Link: </cov.nc>; rel="alternate"; type="application/netcdf"
<html>..</html>
Similarly when you start with Accept: application/prs.coverage+json
you would get the Link headers pointing to alternative coverage formats.
And I would really separate lossy from non-lossy versions here. The lossy version has to be linked somehow from the non-lossy version but it does not represent the same data.
Doing it like that would eliminate many pain points we are seeing. We could simply reuse OGC definitions of coverage formats and don't have to worry about defining our own range set formats (apart within json of course).
Just in case we choose the flexible range formats variant, another suggestion, inspired by the Link type of ActivityStreams:
"rangeSet": [{
"type": "RangeSet",
"mediaType": "application/netcdf",
// either or both "href" or "ranges" is required
"href": "http://.../data.nc",
"ranges": {
"temperature": "http://../temp.nc",
"wind_speed": "http://../wind.nc"
}
}, {
// fully embedded CovJSON
"type": "RangeSet",
"mediaType": "application/prs.coverage+json",
"ranges": {
"temperature": { ... }, // can also be linked with URL
"wind_speed": { ... }
}
}, {
// external covcbor without href
"type": "RangeSet",
"mediaType": "application/prs.coverage+cbor",
// could also have "href" but is not offered, just single ranges:
"ranges": {
"temperature": "http://../temp.covcbor",
"wind_speed": "http://../wind.covcbor"
}
}]
So, a RangeSet
then is a special type of Link that allows to embed range data or link to specific ranges in a range set.
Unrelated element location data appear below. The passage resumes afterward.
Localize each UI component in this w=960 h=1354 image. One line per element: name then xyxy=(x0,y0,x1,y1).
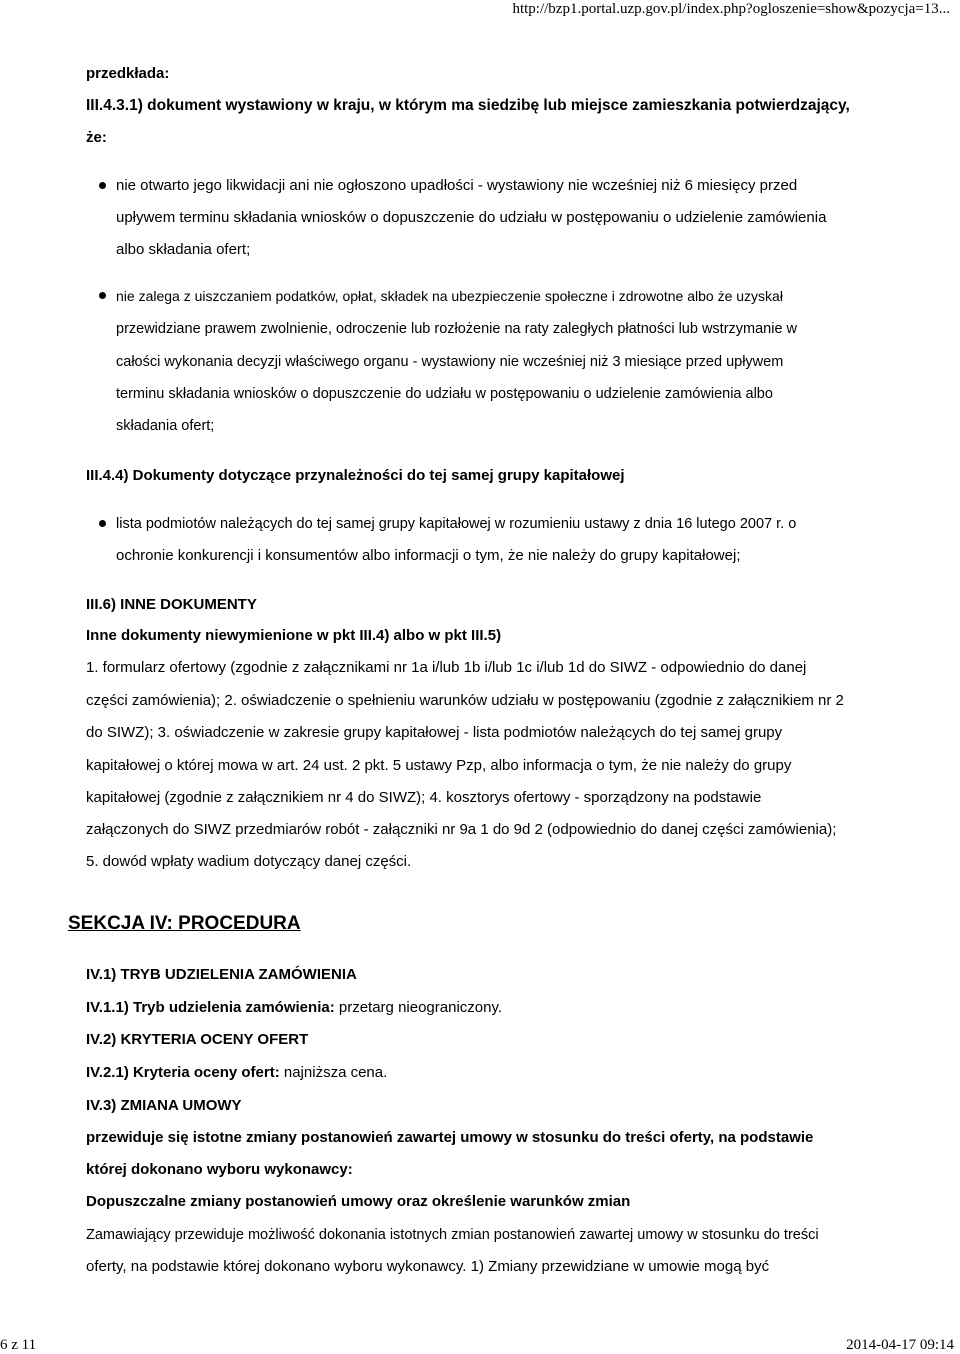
iv21-line xyxy=(86,1064,387,1082)
iv3-text-line: oferty, na podstawie której dokonano wyboru wykonawcy. 1) Zmiany przewidziane w umowie mogą być xyxy=(86,1258,770,1275)
section-3-6-line: załączonych do SIWZ przedmiarów robót - załączniki nr 9a 1 do 9d 2 (odpowiednio do danej części zamówienia); xyxy=(86,821,837,838)
iv2-title: IV.2) KRYTERIA OCENY OFERT xyxy=(86,1031,309,1048)
section-3-6-line: części zamówienia); 2. oświadczenie o spełnieniu warunków udziału w postępowaniu (zgodnie z załącznikiem nr 2 xyxy=(86,692,844,709)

For each media type we'd have to define the specific encoding (like WCS format encoding profiles).
Looks promising. An application might like an easy way to distinguish between fully-embedded CovJSON and ranges that are linked via URL. I guess they could do a test on cov.rangeSet[i].ranges.temperature
to see if this is a string or an object, but that feels a bit hacky.
Also, could the rangeSet
be an object (keyed by some semi-human-readable strings) rather than an array?
Some more reflections...
OK, I agree. I don't think we want to encode ranges as NetCDF or JPEG, or things like that. And I don't think we need range set format flexibility now - maybe we'll find it's useful later, but I agree that it introduces too many complexities.
So are we saying that a CovJSON document (and ranges that are linked from it) must be entirely text-JSON or CBOR, but no mixes? I.e. we couldn't link a CBOR range from a text-JSON document? I think that's OK.
Or we could say that the URL in a linked range will always return the same format as the original document. The server may implement content negotiation to return a different format (e.g. CBOR), but that's for the client to negotiate.
So are we saying that a CovJSON document (and ranges that are linked from it) must be entirely text-JSON or CBOR, but no mixes? I.e. we couldn't link a CBOR range from a text-JSON document? I think that's OK.
I would say so, yes. More precisely, you have to link to a resource which offers a CovJSON representation. Other resource representations (e.g. HTML, or CovCBOR) may be offered as well at the given URL, but these are explicitly ignored by the CovJSON spec. If we define a separate format based on CovJSON called CovCBOR, then this would similarly say that the linked range resource has to offer a CovCBOR representation. Whether and how exactly those two formats are mixed via content negotiation I think is out of scope here. But since it is actually easy to support once conneg is available in the server I wouldn't worry too much. The main thing is: If you start with JSON, you are guaranteed to get JSON. Even if we just define CBOR for the ranges themselves (I'm not in favour of that), then effectively we require conneg (since there's just a single range URL) if people want to use that from CovJSON in addition (because their clients are smarter and know CBOR), and I think that's fine. So... let's stop worrying, and close this... I don't think we're blocking any roads here in the future, there's enough ways for extension.
Resolution:
Ok?
Yes, agreed.
I have the feeling that it's not the best idea to have the JSON and CBOR variants merged into a single specification and under the same name. It not only creates confusion but also bloats it up unnecessarily. Any opinions?